Он скорчился от боли и выдавил из себя слезу, промолвив шёпотом: «Жизнь меня заставляет идти по пути страданий. Поэтому без ухищрений тут никак не обойтись. Мне придётся сделать так: в одном письме писать все слова любви – безумный крик сердечных мук, а во втором – колкие заявления и оскорбления. Ведь розочка моя заплачет, а потом обрадуется, что во мне столько эмпатии и открытости, чего нет у Курагиных, например. Любимая моя. Ты – моя».
Он вышел на улицу, чтобы подышать свежим воздухом, но тут же столкнулся с почтальоном. Поскольку почтальон был весьма умным и легко запоминал постоянных клиентов ведомства, то протянул ему письмо в красном конверте, почтительно кивнув головой, и ушёл.
Вернувшись обратно, Пьер решил прочитать его:
«Я думаю, что доставлю тебе огромную радость, если скоро к тебе приеду. Я вот-вот избавлюсь от всяких дел и хлопот, через два дня навещу тебя… Ты ведь этого так ждал…»
И повалил внезапный поток мыслей, словно куча картошек из порванного мешка:
«Надо незамедлительно написать ей… Но что? Надо как-то её задержать… Я назову продажной женщиной».
И тут его охватило вдохновение черкнуть следующие отнюдь не обдуманные строки:
«Во мне всегда боролись сдержанность и искренность. Вторая победила Мне странно, что ты пользуешься высокой репутацией в обществе.
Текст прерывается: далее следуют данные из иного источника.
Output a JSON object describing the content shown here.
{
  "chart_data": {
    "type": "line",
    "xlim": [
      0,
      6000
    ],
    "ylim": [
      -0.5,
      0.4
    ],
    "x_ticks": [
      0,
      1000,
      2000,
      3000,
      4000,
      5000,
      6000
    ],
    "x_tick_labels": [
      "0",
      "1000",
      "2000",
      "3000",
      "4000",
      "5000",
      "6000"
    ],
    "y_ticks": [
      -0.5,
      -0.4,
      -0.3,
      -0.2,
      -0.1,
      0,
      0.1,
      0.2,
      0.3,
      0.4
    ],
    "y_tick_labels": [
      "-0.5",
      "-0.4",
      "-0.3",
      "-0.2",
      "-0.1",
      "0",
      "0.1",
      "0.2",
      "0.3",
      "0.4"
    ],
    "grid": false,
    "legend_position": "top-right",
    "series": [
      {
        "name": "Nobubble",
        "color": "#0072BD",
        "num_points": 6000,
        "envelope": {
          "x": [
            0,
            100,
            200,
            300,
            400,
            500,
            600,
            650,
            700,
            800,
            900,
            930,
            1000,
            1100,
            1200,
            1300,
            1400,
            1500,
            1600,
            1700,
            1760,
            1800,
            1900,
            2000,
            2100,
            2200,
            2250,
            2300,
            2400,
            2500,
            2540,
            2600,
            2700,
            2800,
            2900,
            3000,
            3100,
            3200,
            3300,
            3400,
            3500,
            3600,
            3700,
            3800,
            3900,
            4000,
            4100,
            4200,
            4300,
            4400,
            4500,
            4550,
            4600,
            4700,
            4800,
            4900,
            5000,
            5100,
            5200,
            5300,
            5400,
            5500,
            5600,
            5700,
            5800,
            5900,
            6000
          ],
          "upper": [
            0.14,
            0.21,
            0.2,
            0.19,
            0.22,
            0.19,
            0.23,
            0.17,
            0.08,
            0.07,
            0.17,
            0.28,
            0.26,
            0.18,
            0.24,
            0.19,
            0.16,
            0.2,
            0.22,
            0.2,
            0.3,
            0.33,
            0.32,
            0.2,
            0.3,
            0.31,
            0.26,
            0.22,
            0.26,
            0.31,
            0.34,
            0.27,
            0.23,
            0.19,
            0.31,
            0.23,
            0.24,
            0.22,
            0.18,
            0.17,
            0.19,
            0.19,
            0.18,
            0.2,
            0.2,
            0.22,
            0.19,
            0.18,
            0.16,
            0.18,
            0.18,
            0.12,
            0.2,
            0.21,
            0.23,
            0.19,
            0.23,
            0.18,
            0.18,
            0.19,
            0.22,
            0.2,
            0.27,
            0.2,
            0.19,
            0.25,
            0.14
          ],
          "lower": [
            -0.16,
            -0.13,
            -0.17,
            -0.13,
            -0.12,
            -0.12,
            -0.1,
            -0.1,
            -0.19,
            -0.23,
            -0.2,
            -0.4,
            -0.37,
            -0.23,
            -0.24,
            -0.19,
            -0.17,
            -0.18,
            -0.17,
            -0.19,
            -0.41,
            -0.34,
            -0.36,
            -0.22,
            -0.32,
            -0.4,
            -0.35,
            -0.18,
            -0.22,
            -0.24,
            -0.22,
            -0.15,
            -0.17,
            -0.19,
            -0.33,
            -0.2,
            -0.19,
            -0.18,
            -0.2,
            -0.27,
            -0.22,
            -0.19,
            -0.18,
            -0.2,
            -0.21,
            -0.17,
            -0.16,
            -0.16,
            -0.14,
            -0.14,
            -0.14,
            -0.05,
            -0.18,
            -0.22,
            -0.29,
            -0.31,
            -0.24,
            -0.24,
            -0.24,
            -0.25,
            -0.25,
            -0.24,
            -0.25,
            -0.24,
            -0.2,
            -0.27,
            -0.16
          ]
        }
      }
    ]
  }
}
Ведь тело твоё наверняка служит утехой многих богатых мужчин».
Отправив это письмо, он лёг спать в ожидании… в ожидании перемен. Но каких? Об этом он даже сам не догадывался.
Глава 5.
Мысль Пьера о том, что она будет навсегда его, если черкнуть строки, которые могли бы его возвысить до самого Христа, настолько поглотила его, что он просидел с ней почти половину дня, а затем решил выпить фужер красного вина в предзнаменовании своего достижения, которое не сравнилось бы даже с изобретением новой системы стихосложения или созданием «Лексикона прописных истин».
Многим, если бы кто-то был рядом с ним, показалось бы, что в данный момент он не пожелал бы даже стать императором, подъедь к нему бричка с гонцом, приславшим такую приятную весть.
Он был так увлечён своей внешностью, что волосы свои он каждый день выравнивал, стоя перед зеркалом. Иногда он даже хотел отрастить бакенбарды как признак особой знатности.
Глава 6.
— Нет, нет. Этого не может быть она ведь такая добрая и милая, чертовка эта. Она не могла так поступить. Не могла-а-а. Она меня любит. Нет, любила…
Таковы были громкие слова Пьера в ответ на полученное письмо:
«Господин, Вы проявили прямое неуважение к женщине. Вы оскорбили её. И, о чём всё-таки придётся сказать, в Неве обнаружили её труп. Утопилась она. А рядом с ней плавало Ваше письмо, которое она, видимо, хотела утопить вместе с собой. Но стыдиться ей было нечего, а Вам, похоже, надо грехи замаливать всю свою жизнь. Я прекрасно знаю, что Вы занимаете важный государственный пост. У меня есть люди, которым я могу сказать об этом случае. Если Вы не напишете признательное письмо её матери, Февронии, которая так страдает об утрате дочери, не зная истинных мотивов самоубийства, то можете считать себя тем, кто утратил свою знатность, своё состояние не только по причине неисполнения прямых обязанностей, на что все уже давно закрыли глаза, но и по причине преступления против не менее знатных, чем Вы, особ».
Он решил всё же отослать письмо матери, написав следующее:
«Ваша дочь – причина моих страданий – всё же была дамой честной. Не думал я, что она так жестоко расправится со мной из-за какой-то записки, где я от любви к ней решил признаться в том, что считаю её дамой полусвета».
Не лишившись своего куска хлеба, он жил с тяжестью на сердце всю жизнь.